Steven Fisk from Georgia Southern
Steven fisk will be the closest thing to a hometown favorite to find on the pitch this week in the Korn Ferry Tour qualifying tournament finals, and that’s fine with him.
“I appreciate any support I can get,” former Georgia Southern All-America golfer said with a wry smile Monday afternoon after a two and a half hour session on the course.
Fisk will be one of 149 golfers competing in the 72-hole cupless event, also known as the Q-School Final Stage, which will be played at the Landings Club’s Marshwood and Magnolia courses from Thursday to Sunday.
The tournament is free and open to the public. Participants must check in at the admission tent located in front of the golf shop at the Marshwood Clubhouse. Non-residents of The Landings may park and be transported on the grounds of the UGA Skidaway Institute of Oceanography.
Golfers will compete for different levels of exemption status for the 2022 Korn Ferry Tour season. Their play this week will determine how many events they will be eligible to participate in next year.
The winner is guaranteed to be fully exempt for the year, finishers 2 to 10 are exempt in the first 12 tournaments and 11 to 40 in the first eight events.
Those who finish outside the top 40, while maintaining conditional status, will compete with the top 75 players from the previous season for tournament spots. After eight weeks, a reshuffle is carried out; golfers playing well may rise in rank and vice versa.
Savannah is also the host of the fifth annual Club Car Championship at The Landings Club from March 31 to April 3, 2022, on TLC’s Deer Creek course. The Korn Ferry Tour is a development circuit one step below the PGA Tour.
Fisk, who was born in Atlanta and raised in Stockbridge, turned pro in 2019 after having one of the most successful careers of all golfers in South Georgia. The 2019 graduate is looking to become the first Eagle to make the PGA Tour since Blake Adams who turned pro in 2001 and reached the grand tour in 2010.
Other notable golfers from Georgia Southern who have played on the PGA Tour are current Champions Tour player Gene Sauers of Savannah, Mike Donald and Jodie Mudd.
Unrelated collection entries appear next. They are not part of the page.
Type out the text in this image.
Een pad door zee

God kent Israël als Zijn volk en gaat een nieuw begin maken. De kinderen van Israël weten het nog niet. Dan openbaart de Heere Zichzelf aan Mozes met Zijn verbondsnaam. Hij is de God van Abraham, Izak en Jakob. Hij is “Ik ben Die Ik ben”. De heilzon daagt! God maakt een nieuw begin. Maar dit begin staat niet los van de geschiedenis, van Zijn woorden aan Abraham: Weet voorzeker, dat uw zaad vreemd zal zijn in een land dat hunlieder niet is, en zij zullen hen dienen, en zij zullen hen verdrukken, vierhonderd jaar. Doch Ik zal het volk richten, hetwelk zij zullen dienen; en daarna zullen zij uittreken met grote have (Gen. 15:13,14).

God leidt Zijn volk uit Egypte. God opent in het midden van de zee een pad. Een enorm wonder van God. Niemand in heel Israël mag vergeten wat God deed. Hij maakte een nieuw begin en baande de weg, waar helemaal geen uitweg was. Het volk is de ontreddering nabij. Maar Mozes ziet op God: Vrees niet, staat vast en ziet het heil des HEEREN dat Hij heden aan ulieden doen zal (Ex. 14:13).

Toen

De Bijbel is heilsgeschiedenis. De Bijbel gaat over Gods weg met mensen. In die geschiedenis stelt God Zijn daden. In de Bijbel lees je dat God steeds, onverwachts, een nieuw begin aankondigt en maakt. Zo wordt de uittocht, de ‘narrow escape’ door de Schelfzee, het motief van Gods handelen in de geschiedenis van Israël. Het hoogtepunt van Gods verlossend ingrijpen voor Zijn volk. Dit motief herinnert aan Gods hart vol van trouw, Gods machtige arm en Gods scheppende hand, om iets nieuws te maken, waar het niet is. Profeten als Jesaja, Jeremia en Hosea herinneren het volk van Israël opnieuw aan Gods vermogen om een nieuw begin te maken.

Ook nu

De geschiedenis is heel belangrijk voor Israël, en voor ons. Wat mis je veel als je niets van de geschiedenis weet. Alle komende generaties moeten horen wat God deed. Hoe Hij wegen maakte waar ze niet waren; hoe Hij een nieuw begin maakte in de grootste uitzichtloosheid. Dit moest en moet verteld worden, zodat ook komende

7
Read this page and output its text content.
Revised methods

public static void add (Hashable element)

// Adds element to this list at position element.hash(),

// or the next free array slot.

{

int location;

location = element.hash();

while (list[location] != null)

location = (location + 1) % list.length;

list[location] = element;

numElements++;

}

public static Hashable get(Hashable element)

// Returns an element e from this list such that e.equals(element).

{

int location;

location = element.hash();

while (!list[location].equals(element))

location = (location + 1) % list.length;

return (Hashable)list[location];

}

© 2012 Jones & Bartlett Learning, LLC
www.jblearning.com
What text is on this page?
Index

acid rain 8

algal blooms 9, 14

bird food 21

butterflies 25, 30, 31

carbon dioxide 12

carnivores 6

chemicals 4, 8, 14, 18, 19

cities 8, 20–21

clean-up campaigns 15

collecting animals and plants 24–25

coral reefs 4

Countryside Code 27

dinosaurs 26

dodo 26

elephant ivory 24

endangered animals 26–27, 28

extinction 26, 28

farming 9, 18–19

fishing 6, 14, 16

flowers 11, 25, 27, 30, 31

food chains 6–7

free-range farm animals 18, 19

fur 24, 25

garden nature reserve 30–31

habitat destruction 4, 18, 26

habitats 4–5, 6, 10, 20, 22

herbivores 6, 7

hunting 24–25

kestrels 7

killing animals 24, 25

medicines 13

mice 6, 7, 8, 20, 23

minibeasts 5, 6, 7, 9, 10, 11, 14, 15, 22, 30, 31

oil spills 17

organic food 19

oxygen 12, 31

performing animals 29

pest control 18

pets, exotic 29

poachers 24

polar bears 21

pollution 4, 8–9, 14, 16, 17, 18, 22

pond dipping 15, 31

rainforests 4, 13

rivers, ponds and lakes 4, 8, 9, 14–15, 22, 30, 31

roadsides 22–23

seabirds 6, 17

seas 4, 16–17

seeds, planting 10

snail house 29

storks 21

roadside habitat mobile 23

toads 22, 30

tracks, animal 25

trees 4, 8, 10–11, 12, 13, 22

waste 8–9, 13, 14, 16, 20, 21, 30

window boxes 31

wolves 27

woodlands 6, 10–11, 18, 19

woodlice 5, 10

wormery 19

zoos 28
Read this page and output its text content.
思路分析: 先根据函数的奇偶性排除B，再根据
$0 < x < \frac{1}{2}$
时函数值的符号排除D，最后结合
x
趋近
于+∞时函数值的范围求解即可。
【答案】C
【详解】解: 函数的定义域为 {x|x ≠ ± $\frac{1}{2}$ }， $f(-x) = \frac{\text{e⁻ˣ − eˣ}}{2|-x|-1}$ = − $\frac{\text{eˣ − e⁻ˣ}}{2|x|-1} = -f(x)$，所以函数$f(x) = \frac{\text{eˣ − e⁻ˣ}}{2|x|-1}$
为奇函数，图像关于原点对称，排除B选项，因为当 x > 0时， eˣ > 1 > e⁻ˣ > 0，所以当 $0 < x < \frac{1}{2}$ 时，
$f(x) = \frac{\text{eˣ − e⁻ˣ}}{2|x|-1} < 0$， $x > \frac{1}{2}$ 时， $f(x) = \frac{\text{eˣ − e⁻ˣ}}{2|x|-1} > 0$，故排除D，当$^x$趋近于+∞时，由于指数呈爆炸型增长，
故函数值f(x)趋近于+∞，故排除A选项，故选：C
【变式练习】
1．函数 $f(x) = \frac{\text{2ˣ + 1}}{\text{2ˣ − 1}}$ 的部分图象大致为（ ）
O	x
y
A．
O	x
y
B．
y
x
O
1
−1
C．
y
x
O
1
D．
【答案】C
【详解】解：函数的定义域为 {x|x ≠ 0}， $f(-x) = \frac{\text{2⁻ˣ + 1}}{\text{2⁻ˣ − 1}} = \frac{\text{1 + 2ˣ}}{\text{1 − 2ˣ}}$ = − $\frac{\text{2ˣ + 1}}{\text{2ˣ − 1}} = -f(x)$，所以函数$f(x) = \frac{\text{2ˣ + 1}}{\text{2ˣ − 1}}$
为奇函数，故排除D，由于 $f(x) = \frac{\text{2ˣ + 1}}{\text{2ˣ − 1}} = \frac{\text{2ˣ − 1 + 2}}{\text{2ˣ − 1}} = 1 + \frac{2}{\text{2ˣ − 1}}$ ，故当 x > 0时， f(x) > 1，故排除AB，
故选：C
Mike Davis, who recently stepped down as CEO of the USGA, also played golf in Georgia Southern.
Playing as an individual, Fisk finished second in the NCAA Division I tournament ahead of prominent Oklahoma State Matthew Wolff – now one of the rising stars of the PGA Tour. Fisk was the Sun Belt Conference Player of the Year as a junior and senior. One of the highlights of his career was shooting 60 in a tournament in Hawaii as he sought to become the first college kid to shoot 59.
Fisk secured his place in the Finals by finishing sixth in one of five Round 2 tournaments that followed seven pre-qualifiers and 13 first round tournaments. To reach this week, the 25 tournaments had between 1,400 and 1,500 players competing.
After turning pro and competing in mini-tour tournaments, then sweeping 2020 with COVID-19, Fisk finished second last March in the qualifying tournament for the Forme Tour, which included eight tournaments. He made the cut in five and secured a berth in the second leg event in Dothan, Alabama.
The Forme Tour was created by the PGA Tour to replace American golfers who were unable to participate in the Mackenzie Tour in Canada due to travel restrictions linked to the pandemic.
Fisk managed a score of 7 below par on the final day at Dothan and moved up 16 places with the top 20 qualifying for the finals.
“I was on the cut line all week,” Fisk said. “I was just hanging out in the top 20 and wasn’t getting much out of my game. I played the last nine (6 cents) well and I was able to improve.
This week’s tournament has a purse of $ 480,000 – $ 50,000 for the winner – but Fisk said this week that it wasn’t money.
“It’s more a matter of expediency,” Fisk said. “You would like to win but you play to finish well. “
Golfers will be playing essentially for their own money as the entry fee for the tournament series was $ 5,800.
While Fisk had a great career at Georgia Southern, he wasn’t a finished product when he chose to play for money.
“From a confidence point of view, from a golfing standpoint, I’m just trying to improve myself,” Fisk said. “I have to stay super patient, stay focused and put in the time and work.
“I’m not doing well, but I’m not doing badly. Lately I’ve been getting more consistent and have a lot more help around me (a swing trainer) and that’s good. I am starting to see results.